24TB RAID 6 configuration

backuplarge-dataraidwebsite

I am in charge of a new website in a niche industry that stores lots of data (10+ TB per client, growing to 2 or 3 clients soon). We are considering ordering about $5000 worth of 3TB drives (10 in a RAID 6 configuration and 10 for backup), which will give us approximately 24 TB of production storage. The data will be written once and remain unmodified for the lifetime of the website, so we only need to do a backup one time.

I understand basic RAID theory, however I am not experienced with it. My question is, does this sound like a good configuration? What potential problems could this setup cause?

Also, what is the best way to do a one-time backup? Have two RAID 6 arrays, one for offsite backup and one for production? Or should I backup the RAID 6 production array to a JBOD?

EDIT:
The data server is running Windows 2008 Server x64.

EDIT 2:
To reduce rebuild time, what would you think about using two RAID 5's instead of one RAID 6?

Best Answer

I currently support 220 servers up to 96 TB (totalling 2 PB or so), some in clusters of up to 240 TB, that my team built. Here are my advices :

  • use a good, reliable hardware RAID controller : possible choices are 3Ware 96xx or 97xx, LSI 92xx, Areca 16xx, Adaptec 5xx5... Of course, with a Battery Backup Unit because power failures occur sometimes.
  • use only professional grade drives,coming with 24/24 and 7/7 operation support; don't use cheap desktop drives. You don't want to lose 100,000$ worth of data because you chose to save 20 bucks per drive.
  • The biggest the drives, the longer the rebuild. 3 TB will need at least 12 hours in the best case. Use RAID-6 for reliable protection.
  • drives do fail.
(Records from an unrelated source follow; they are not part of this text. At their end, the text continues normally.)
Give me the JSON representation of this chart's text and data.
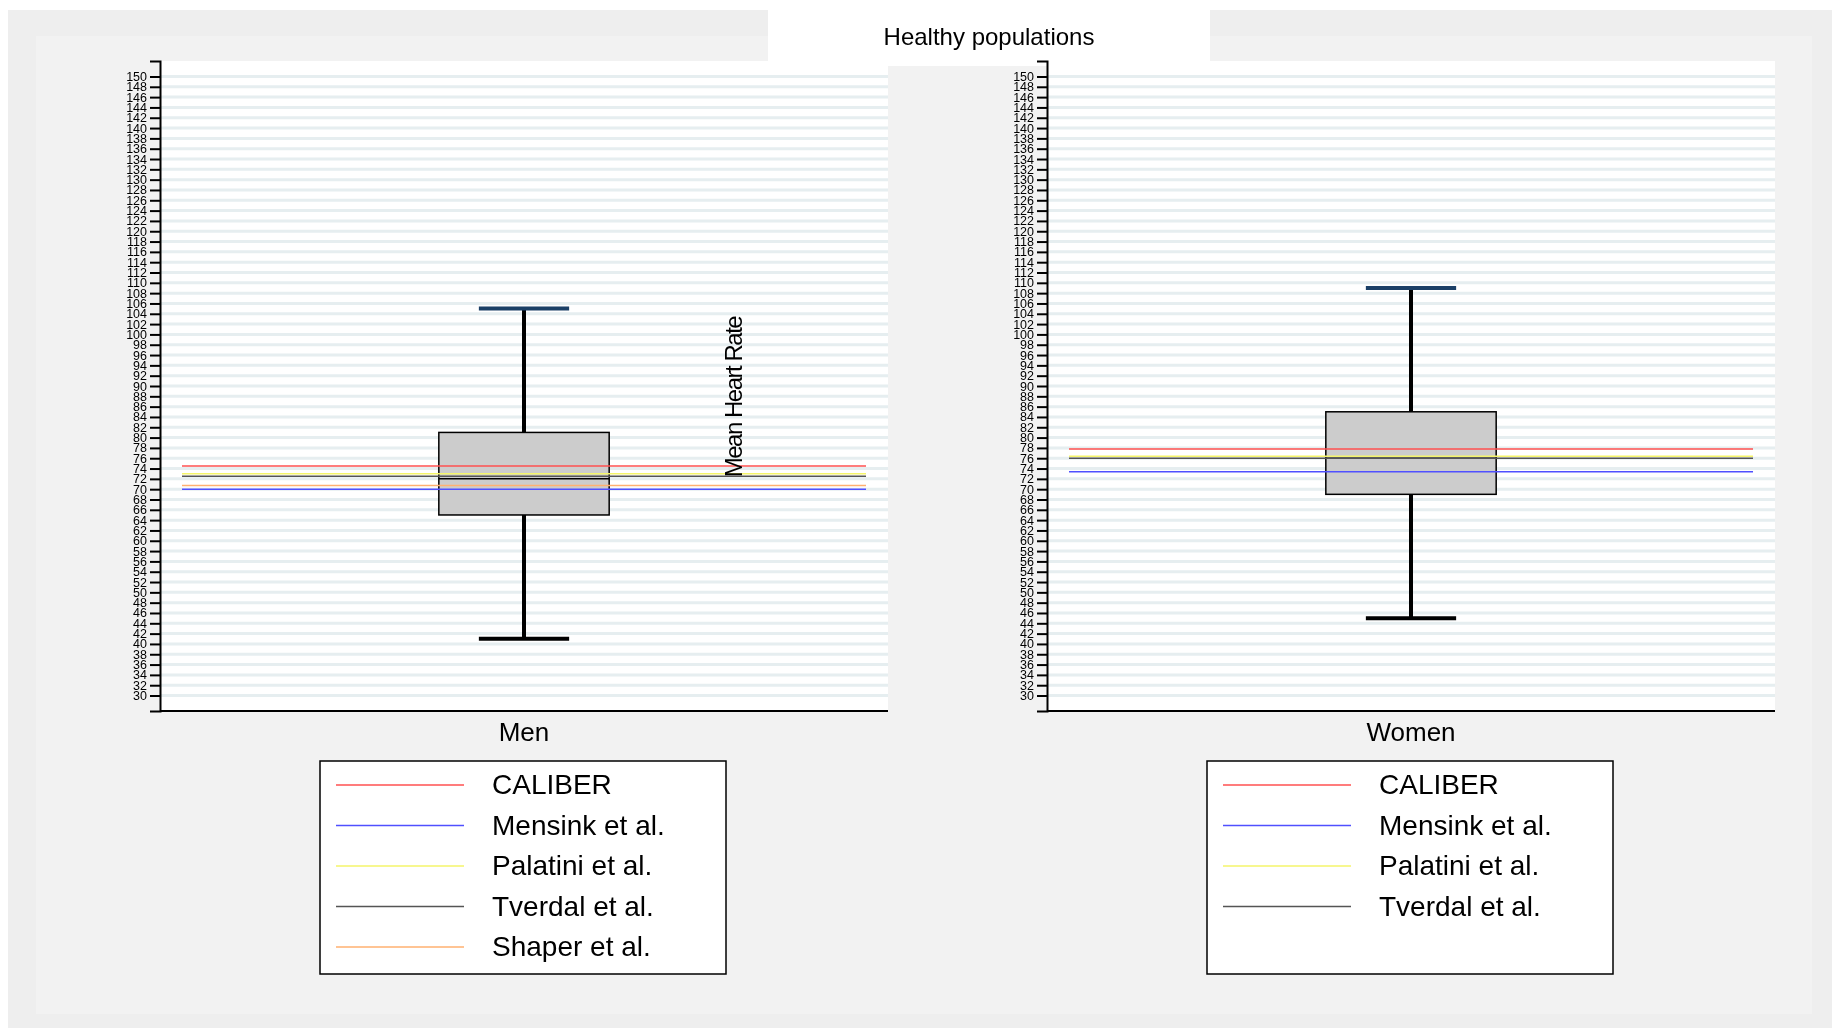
{
  "chart_data": [
    {
      "type": "box",
      "title": "Healthy populations",
      "categories": [
        "Men"
      ],
      "boxes": [
        {
          "low": 41,
          "q1": 65,
          "median": 72,
          "q3": 81,
          "high": 105
        }
      ],
      "ylim": [
        27,
        153
      ],
      "yticks": [
        30,
        32,
        34,
        36,
        38,
        40,
        42,
        44,
        46,
        48,
        50,
        52,
        54,
        56,
        58,
        60,
        62,
        64,
        66,
        68,
        70,
        72,
        74,
        76,
        78,
        80,
        82,
        84,
        86,
        88,
        90,
        92,
        94,
        96,
        98,
        100,
        102,
        104,
        106,
        108,
        110,
        112,
        114,
        116,
        118,
        120,
        122,
        124,
        126,
        128,
        130,
        132,
        134,
        136,
        138,
        140,
        142,
        144,
        146,
        148,
        150
      ],
      "grid": "y",
      "legend": "bottom",
      "annotations": [
        "Mean Heart Rate"
      ],
      "ref_lines": [
        {
          "axis": "y",
          "value": 74.5,
          "label": "CALIBER",
          "color": "#ff5050"
        },
        {
          "axis": "y",
          "value": 70,
          "label": "Mensink et al.",
          "color": "#5050ff"
        },
        {
          "axis": "y",
          "value": 73,
          "label": "Palatini et al.",
          "color": "#f5f56a"
        },
        {
          "axis": "y",
          "value": 72.5,
          "label": "Tverdal et al.",
          "color": "#555555"
        },
        {
          "axis": "y",
          "value": 70.7,
          "label": "Shaper et al.",
          "color": "#ffb070"
        }
      ]
    },
    {
      "type": "box",
      "categories": [
        "Women"
      ],
      "boxes": [
        {
          "low": 45,
          "q1": 69,
          "median": 76,
          "q3": 85,
          "high": 109
        }
      ],
      "ylim": [
        27,
        153
      ],
      "yticks": [
        30,
        32,
        34,
        36,
        38,
        40,
        42,
        44,
        46,
        48,
        50,
        52,
        54,
        56,
        58,
        60,
        62,
        64,
        66,
        68,
        70,
        72,
        74,
        76,
        78,
        80,
        82,
        84,
        86,
        88,
        90,
        92,
        94,
        96,
        98,
        100,
        102,
        104,
        106,
        108,
        110,
        112,
        114,
        116,
        118,
        120,
        122,
        124,
        126,
        128,
        130,
        132,
        134,
        136,
        138,
        140,
        142,
        144,
        146,
        148,
        150
      ],
      "grid": "y",
      "legend": "bottom",
      "ref_lines": [
        {
          "axis": "y",
          "value": 77.8,
          "label": "CALIBER",
          "color": "#ff5050"
        },
        {
          "axis": "y",
          "value": 73.4,
          "label": "Mensink et al.",
          "color": "#5050ff"
        },
        {
          "axis": "y",
          "value": 76.4,
          "label": "Palatini et al.",
          "color": "#f5f56a"
        },
        {
          "axis": "y",
          "value": 76,
          "label": "Tverdal et al.",
          "color": "#555555"
        }
      ]
    }
  ]
}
Up to 5% per year; don't even dream of using JBOD, even for backup. This is plain bad advice. Use RAID-6.
  • RAID-5 is obsolete, we simply don't use it anymore with drives bigger than 300GB. See this expert post for instance. Did I mentioned you should use RAID-6?
  • For only 24 TB, I'd stick to 2 TB drives; there is a 10-15% premium on 3 TB; more spindles will provide better performance, shorter rebuild, and better safety because the drives have been available for quite a long time and are really very reliable.
  • You could buy an excellent 3U Supermicro, AIC or equivalent chassis with 16 drives slots, filled with 2TB drives (RAID-6 + hot spare) that would provide exactly 24 TiB of available space and redundant power supplies.